On Company Management

"Investors also expend considerable effort attempting to assess the quality of a company's management. Some managers are more capable or scrupulous than others, and some may be able to manage certain businesses and environments better than others. Yet, as Graham and Dodd noted, "Objective tests of managerial ability are few and far from scientific.""

On Growth Stocks

"An age-old difficulty for investors is ascertaining the value of future growth. In the preface to the first edition of Security Analysis, the authors said as much: "Some matters of vital significance, e.g., the determination of the future prospects of an enterprise, have received little space, because little of definite value can be said on the subject.""

"There is a significant downside to paying up for growth or, worse, to obsessing over it. Graham and Dodd astutely observed that"analysis is concerned primarily with values which are supported by the facts and not with those which depend largely upon expectations.""

"Indeed, failed growth stocks are often so aggressively dumped by disappointed holders that their price falls to levels at which value investors, who stubbornly pay little or nothing for growth characteristics, become major holders."

On Leverage

"Just as leverage enhances the return of successful investments, it magnifies the losses from unsuccessful ones. More importantly, nonrecourse (margin) debt raises risk to unacceptable levels because it places one's staying power in jeopardy."

On Value Investors

"While it might seem that anyone can be a value investor, the essential characteristics of this type of investor-patience, discipline, and risk aversion-may well be genetically determined. When you first learn of the value approach, it either resonates with you or it doesn't."

"As Warren Buffett said in his famous article The Superinvestors of Graham-and-Doddsville, "It is extraordinary to me that the idea of buying dollar bills for 40 cents takes immediately with people or it doesn't take at all. It's like an inoculation. If it doesn't grab a person right away, I find you can talk to him for years and show him records, and it doesn't make any difference.""

"Generations of value investors have adopted the teachings of Graham and Dodd and successfully implemented them across highly varied market environments, countries, and asset classes."

On Value Investing

"In the words of Graham and Dodd,"The price [of a security] is frequently an essential element, so that a stock may have investment merit at one price level but not at another.""

"Value investors, therefore, should not try to time the market or guess whether it will rise or fall in the near term. Rather, they should rely on a bottom-up approach, sifting the financial markets for bargains and then buying them, regardless of the level or recent direction of the market or economy. Only when they cannot find bargains should they default to holding cash."

"Graham and Dodd's principles-such as the stability of cash flow, sufficiency of return, and analysis of downside risk-allow us to identify real estate investments with a margin of safety in any market environment."

"Even complex derivatives not imagined in an earlier era can be scrutinized with the value investor's eye."

Endorsing Value Investing

"The real secret to investing is that there is no secret to investing.

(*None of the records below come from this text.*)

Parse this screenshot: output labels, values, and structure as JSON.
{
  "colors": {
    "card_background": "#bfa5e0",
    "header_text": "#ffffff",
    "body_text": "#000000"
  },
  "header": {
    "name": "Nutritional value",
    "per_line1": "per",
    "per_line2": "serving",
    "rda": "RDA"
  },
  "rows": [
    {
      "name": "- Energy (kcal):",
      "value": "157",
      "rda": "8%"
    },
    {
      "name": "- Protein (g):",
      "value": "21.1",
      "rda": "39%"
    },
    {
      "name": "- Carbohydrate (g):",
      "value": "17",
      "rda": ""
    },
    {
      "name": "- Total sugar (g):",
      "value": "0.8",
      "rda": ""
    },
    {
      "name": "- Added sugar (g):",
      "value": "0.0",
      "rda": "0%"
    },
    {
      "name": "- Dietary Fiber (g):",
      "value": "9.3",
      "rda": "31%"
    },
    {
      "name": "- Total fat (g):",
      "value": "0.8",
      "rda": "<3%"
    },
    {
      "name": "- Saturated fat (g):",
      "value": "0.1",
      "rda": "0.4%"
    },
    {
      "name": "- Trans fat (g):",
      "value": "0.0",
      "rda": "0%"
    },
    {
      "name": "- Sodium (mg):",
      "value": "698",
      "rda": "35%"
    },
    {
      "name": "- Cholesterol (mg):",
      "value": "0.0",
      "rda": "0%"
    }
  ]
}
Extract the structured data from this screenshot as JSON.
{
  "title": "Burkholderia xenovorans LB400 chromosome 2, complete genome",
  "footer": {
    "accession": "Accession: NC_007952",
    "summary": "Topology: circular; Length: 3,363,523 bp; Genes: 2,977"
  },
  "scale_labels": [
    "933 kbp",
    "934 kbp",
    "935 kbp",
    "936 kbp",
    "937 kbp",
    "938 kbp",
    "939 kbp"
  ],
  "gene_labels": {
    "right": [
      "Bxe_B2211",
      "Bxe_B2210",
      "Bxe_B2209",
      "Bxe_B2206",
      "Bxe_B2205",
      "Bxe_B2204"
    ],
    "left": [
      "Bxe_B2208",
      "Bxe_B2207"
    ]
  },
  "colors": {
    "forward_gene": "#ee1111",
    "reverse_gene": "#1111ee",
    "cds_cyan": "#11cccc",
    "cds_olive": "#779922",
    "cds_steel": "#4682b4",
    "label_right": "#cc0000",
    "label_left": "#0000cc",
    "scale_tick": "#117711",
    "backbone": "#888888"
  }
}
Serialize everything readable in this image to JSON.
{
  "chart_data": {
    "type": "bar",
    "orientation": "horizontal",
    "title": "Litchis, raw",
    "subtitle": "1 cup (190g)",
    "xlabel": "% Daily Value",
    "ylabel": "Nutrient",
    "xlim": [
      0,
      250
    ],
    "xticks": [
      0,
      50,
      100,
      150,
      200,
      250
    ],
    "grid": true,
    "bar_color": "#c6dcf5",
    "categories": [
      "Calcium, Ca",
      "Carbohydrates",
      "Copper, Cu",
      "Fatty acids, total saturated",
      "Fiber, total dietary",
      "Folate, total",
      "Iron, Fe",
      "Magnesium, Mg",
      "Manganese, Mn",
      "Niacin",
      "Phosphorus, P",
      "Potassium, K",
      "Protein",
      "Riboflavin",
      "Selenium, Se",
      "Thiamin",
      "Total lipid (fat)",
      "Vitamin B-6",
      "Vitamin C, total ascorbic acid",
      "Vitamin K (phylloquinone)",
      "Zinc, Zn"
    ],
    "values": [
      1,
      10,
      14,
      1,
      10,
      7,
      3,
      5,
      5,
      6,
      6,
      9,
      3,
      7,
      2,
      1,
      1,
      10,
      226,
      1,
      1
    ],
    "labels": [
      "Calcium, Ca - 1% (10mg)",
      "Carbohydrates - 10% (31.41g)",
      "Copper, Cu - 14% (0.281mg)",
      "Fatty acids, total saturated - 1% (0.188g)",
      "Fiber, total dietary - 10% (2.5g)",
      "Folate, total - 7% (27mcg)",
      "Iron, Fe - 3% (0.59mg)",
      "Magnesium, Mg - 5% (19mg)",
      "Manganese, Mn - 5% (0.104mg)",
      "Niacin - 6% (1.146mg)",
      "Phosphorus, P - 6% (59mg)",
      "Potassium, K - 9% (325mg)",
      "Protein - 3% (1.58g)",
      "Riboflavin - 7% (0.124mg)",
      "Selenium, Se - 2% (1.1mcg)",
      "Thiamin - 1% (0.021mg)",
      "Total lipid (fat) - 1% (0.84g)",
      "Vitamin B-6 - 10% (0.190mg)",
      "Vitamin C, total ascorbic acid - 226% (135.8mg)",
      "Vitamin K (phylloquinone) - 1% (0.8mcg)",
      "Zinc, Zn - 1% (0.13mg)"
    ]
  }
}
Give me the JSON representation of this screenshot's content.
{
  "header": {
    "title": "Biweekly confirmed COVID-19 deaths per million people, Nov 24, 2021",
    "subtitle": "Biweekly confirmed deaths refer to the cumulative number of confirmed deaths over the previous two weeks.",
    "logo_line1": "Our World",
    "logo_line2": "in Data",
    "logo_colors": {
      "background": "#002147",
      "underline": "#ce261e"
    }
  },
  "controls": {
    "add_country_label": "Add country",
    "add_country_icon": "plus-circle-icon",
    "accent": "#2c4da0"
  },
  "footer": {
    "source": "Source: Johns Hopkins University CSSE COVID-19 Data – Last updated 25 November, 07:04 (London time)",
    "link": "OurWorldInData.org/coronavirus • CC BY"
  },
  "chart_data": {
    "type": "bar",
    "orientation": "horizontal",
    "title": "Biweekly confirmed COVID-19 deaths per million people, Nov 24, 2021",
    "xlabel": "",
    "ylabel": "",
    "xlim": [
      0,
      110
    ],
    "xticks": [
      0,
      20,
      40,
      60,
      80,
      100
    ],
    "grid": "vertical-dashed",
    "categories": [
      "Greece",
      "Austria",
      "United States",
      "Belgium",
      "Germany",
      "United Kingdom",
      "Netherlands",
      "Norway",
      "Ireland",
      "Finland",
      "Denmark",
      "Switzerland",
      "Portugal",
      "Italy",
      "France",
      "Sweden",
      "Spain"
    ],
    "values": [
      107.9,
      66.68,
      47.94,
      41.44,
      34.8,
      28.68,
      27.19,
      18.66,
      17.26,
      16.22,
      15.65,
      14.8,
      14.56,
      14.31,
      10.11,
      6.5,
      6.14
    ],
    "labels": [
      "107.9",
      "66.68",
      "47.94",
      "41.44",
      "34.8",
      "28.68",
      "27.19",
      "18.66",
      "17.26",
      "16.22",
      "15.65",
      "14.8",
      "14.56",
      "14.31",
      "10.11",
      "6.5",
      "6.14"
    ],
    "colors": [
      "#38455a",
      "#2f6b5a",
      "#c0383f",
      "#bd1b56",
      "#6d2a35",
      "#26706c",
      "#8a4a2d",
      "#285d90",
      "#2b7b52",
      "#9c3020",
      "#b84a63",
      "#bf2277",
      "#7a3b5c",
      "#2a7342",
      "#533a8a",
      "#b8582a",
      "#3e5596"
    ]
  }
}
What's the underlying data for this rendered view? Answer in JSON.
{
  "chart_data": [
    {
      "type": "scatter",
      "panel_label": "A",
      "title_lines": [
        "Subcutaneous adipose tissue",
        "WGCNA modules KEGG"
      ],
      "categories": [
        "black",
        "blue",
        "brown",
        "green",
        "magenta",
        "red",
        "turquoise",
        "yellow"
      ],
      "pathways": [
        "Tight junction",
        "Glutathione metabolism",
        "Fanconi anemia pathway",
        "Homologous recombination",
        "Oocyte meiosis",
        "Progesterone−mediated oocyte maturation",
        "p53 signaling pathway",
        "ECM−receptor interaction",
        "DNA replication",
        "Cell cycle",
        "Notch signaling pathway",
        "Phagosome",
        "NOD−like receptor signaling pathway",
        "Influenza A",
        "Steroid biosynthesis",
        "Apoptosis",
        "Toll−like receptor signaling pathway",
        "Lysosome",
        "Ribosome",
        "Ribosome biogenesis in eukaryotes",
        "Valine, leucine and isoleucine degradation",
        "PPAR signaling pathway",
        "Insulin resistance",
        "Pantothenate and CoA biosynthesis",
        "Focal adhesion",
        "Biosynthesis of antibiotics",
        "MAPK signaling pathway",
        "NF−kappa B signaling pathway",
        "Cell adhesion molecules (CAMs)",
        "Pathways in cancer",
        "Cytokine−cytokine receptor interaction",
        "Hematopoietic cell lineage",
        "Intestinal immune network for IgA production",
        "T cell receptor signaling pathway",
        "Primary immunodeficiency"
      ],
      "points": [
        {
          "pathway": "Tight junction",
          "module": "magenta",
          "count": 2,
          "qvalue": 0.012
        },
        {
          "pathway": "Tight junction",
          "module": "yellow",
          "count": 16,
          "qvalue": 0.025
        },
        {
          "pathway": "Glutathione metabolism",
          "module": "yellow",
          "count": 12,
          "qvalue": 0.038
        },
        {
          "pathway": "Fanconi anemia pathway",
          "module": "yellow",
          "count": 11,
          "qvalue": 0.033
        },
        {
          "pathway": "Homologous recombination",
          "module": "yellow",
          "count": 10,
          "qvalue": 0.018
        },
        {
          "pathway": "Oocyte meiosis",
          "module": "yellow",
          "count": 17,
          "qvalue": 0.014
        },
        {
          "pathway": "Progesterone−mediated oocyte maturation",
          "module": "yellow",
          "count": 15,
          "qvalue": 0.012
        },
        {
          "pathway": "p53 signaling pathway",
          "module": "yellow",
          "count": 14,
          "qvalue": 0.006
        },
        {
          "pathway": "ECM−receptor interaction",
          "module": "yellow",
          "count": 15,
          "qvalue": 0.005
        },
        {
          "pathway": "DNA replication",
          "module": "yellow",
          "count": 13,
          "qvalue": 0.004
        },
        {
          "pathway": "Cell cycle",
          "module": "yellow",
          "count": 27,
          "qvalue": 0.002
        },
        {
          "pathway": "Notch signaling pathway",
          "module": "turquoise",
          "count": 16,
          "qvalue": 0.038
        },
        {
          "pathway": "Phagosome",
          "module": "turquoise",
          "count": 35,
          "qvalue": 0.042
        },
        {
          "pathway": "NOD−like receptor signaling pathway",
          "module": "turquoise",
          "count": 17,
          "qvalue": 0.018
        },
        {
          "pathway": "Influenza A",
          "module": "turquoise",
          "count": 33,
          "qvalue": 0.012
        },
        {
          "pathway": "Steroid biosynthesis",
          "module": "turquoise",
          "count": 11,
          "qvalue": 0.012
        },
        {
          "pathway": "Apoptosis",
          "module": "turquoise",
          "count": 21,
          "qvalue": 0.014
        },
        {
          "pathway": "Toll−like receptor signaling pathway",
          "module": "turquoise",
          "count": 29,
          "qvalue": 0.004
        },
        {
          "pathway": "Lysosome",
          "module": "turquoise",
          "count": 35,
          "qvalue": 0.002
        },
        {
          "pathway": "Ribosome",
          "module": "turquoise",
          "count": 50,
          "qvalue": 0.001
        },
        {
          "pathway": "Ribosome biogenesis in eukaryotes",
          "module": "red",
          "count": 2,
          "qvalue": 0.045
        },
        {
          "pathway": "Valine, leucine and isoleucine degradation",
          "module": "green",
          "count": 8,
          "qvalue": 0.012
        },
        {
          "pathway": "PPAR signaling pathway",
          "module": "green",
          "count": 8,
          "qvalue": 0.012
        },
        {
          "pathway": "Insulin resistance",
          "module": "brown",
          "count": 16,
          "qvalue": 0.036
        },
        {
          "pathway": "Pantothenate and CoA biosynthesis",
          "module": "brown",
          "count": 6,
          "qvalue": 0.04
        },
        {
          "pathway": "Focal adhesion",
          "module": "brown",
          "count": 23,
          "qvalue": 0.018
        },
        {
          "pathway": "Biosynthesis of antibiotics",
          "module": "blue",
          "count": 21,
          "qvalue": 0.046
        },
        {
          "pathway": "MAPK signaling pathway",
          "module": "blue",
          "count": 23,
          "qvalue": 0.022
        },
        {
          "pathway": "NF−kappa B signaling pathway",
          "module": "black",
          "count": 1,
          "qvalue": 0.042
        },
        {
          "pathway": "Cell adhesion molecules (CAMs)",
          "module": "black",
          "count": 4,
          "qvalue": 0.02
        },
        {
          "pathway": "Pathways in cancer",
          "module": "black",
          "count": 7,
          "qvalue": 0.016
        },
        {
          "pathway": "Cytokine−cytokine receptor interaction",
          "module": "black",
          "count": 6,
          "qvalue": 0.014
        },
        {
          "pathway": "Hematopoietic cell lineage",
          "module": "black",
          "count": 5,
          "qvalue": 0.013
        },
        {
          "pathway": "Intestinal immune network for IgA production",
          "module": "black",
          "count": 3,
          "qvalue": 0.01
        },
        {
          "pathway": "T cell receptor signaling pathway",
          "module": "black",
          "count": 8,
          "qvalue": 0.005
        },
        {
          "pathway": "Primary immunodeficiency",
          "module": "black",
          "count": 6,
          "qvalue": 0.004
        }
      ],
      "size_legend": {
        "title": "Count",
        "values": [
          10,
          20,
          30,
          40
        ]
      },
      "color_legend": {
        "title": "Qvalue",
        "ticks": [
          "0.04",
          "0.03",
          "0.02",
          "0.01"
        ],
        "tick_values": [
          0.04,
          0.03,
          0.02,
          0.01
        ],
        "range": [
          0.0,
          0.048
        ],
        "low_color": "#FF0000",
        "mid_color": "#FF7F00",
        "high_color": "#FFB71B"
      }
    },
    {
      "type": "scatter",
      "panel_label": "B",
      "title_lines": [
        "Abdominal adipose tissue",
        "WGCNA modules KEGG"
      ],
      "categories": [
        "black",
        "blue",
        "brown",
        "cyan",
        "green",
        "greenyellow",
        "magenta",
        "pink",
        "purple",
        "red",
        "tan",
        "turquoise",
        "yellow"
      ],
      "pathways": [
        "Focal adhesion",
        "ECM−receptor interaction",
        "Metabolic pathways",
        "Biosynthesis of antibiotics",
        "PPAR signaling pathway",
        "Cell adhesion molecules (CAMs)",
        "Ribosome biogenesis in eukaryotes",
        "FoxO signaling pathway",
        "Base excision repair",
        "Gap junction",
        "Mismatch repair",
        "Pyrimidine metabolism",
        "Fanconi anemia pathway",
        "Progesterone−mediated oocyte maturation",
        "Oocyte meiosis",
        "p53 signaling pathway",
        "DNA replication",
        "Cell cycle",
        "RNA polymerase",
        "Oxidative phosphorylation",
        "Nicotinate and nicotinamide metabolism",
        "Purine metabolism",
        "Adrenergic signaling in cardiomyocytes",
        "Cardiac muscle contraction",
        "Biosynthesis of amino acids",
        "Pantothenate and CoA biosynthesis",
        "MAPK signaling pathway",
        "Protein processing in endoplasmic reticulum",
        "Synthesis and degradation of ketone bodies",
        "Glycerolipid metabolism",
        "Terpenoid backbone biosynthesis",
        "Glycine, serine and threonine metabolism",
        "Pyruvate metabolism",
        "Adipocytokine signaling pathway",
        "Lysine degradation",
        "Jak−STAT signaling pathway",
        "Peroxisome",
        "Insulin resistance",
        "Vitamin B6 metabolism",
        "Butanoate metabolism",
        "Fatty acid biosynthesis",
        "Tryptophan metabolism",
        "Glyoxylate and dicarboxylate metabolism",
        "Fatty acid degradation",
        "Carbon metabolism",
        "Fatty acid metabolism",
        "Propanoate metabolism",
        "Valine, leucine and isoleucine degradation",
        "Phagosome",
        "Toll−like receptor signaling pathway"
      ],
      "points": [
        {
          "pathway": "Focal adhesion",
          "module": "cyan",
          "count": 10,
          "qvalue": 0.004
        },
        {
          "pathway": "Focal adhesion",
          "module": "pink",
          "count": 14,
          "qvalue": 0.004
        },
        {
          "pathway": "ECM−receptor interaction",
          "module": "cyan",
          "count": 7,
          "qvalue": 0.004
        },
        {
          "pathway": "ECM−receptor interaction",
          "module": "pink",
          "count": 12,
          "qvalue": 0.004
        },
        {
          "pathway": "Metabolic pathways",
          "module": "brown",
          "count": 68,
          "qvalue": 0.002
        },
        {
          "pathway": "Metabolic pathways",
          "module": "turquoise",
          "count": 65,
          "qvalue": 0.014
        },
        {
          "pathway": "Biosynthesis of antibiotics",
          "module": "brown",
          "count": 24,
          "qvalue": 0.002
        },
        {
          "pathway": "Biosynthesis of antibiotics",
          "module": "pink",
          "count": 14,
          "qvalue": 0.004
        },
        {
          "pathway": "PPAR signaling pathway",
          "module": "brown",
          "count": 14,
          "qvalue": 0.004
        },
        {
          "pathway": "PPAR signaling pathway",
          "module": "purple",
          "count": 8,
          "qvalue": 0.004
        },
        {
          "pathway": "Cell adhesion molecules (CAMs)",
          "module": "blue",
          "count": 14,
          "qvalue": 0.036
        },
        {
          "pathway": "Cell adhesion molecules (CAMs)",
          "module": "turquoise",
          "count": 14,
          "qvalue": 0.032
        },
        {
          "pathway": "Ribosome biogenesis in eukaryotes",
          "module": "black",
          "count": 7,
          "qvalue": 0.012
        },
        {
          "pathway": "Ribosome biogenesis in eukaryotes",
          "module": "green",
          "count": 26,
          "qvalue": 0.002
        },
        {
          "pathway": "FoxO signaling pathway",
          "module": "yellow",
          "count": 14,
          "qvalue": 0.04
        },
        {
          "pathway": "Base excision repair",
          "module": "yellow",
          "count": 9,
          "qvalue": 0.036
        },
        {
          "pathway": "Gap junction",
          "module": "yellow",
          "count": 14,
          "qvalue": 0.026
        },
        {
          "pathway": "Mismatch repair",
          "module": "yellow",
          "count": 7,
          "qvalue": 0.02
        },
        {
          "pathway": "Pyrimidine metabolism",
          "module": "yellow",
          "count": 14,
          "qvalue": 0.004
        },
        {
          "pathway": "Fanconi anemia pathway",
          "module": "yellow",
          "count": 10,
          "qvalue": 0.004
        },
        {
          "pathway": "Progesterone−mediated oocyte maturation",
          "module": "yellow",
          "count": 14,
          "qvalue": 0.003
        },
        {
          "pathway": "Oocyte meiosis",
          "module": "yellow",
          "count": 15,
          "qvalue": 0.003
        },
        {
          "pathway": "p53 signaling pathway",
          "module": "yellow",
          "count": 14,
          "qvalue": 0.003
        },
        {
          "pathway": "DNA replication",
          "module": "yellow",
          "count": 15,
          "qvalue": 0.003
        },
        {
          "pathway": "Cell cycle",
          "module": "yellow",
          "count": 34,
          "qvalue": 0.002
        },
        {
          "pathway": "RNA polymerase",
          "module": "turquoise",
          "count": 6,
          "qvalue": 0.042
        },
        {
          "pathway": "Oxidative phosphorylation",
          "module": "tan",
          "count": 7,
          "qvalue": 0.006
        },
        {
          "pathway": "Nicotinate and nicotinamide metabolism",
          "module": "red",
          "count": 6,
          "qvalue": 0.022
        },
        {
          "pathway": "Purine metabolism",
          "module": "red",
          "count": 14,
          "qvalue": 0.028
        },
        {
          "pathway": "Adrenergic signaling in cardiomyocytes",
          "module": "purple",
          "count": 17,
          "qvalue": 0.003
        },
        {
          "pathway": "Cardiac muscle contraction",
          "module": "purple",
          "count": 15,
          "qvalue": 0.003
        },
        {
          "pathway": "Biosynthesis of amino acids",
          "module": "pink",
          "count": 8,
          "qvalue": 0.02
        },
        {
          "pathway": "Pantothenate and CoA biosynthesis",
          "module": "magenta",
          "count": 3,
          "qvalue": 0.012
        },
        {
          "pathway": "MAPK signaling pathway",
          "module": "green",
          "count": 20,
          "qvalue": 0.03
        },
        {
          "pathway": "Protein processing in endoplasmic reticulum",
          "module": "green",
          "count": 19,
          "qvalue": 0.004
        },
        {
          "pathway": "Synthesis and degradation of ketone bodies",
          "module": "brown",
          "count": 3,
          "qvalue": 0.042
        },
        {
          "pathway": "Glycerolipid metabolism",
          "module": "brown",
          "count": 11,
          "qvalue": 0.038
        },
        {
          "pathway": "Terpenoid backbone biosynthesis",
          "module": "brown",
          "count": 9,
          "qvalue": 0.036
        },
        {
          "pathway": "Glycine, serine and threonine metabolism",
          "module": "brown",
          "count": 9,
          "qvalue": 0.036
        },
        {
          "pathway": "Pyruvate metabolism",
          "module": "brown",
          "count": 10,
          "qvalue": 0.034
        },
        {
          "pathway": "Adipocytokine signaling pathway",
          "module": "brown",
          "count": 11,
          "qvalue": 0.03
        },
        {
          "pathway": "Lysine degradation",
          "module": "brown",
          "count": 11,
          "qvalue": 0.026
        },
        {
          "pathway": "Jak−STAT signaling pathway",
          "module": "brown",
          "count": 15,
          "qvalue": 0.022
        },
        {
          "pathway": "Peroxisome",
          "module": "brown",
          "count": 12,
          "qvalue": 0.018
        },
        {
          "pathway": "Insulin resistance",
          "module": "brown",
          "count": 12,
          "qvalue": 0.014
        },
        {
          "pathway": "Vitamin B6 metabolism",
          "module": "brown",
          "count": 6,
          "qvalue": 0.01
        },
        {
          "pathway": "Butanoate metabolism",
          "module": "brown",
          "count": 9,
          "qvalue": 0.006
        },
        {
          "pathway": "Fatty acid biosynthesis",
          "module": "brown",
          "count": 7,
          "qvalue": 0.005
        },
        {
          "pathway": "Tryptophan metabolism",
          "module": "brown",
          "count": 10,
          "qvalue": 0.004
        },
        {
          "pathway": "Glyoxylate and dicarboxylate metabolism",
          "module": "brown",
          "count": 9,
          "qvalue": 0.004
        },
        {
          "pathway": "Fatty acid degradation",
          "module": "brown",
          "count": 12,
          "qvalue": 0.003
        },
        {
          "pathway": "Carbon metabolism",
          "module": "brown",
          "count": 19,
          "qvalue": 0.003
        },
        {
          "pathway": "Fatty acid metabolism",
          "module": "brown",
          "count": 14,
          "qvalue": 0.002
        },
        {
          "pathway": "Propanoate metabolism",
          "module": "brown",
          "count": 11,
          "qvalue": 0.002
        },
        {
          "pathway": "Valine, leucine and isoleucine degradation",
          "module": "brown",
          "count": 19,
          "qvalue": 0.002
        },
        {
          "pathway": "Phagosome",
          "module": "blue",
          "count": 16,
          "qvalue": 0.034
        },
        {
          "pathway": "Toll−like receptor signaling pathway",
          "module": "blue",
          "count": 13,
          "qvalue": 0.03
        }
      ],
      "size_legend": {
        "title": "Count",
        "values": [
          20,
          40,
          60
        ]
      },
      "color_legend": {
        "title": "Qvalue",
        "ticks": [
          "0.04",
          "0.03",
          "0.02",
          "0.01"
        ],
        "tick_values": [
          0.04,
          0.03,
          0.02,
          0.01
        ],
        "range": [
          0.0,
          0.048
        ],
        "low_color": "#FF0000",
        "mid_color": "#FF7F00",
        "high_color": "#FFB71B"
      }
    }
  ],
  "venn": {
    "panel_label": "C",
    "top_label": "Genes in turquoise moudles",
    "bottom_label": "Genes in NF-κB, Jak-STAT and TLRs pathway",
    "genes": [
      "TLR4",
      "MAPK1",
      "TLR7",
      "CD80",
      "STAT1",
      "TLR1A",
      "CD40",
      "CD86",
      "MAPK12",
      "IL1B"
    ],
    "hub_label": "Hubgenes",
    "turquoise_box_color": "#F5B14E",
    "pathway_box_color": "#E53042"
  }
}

Every important aspect of value investing has been made available to the public many times over, beginning in 1934 with the first edition of Security Analysis."

"The foibles of human nature that result in the mass pursuit of instant wealth and effortless gain seem certain to be with us forever. So long as people succumb to this aspect of their natures, value investing will remain, as it has been for 75 years, a sound and low-risk approach to successful long-term investing."

"In a rising market, everyone makes money and a value philosophy is unnecessary. But because there is no certain way to predict what the market will do, one must follow a value philosophy at all times."

"While some might mistakenly consider value investing a mechanical tool for identifying bargains, it is actually a comprehensive investment philosophy that emphasizes the need to perform in-depth fundamental analysis, pursue long-term investment results, limit risk, and resist crowd psychology."